Run your own web server / harden it / watch the logs / install mod_security / setup and IDS like snort or Bro. Learn how to do packet capture, performance tuning, incident response, and forensics on it.


If you don’t have a linux system at home setup a VM or look into getting a Raspberry PI and setting it up (they are super inexpensive): https://www.raspberrypi.org/products/


Setup a Pi-Hole server (black hole for Internet ads and some malware servers) at home https://pi-hole.net/  Maybe point it to the Quad-9 network when asked.


Setup and get familiar with the tools on Kali https://www.kali.org/


Create a web-scraping tool that does something fun or useful for you.

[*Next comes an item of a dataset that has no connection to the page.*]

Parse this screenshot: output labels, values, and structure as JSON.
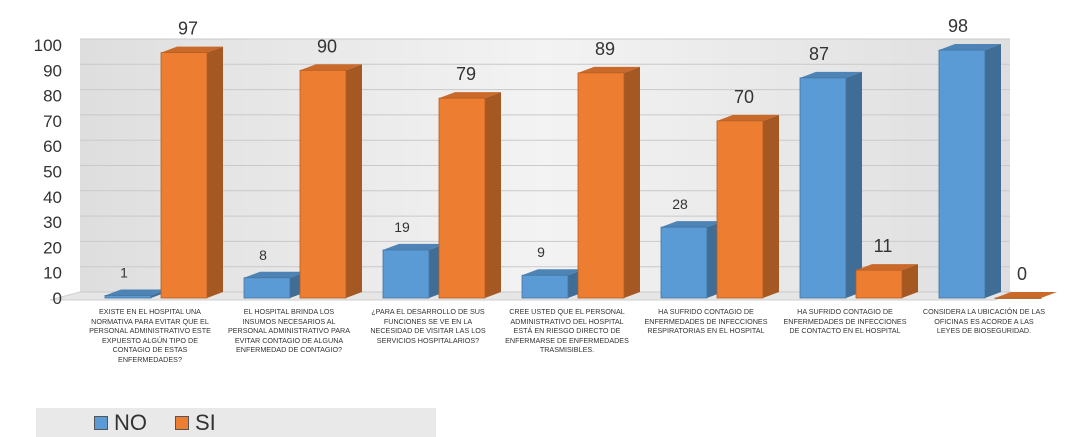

Watch all the videos on this site: Iron Geek Security Conference Videos


Create a useful, but small, piece of code and post it on GitHub or your own site. Make it public and ask for feedback.


Create a few “on-line” projects of some kind that you can use to show people your skills or interests. Even a blog or web page would work. But be wise about your posts (Note: you can be wise, creative, and fun at the same time.)


I recommend finding a local mentor if you can but I also provide mentoring services for people at all skill-levels. The important thing is to find one you like. Having multiple mentors for different subjects is wise too.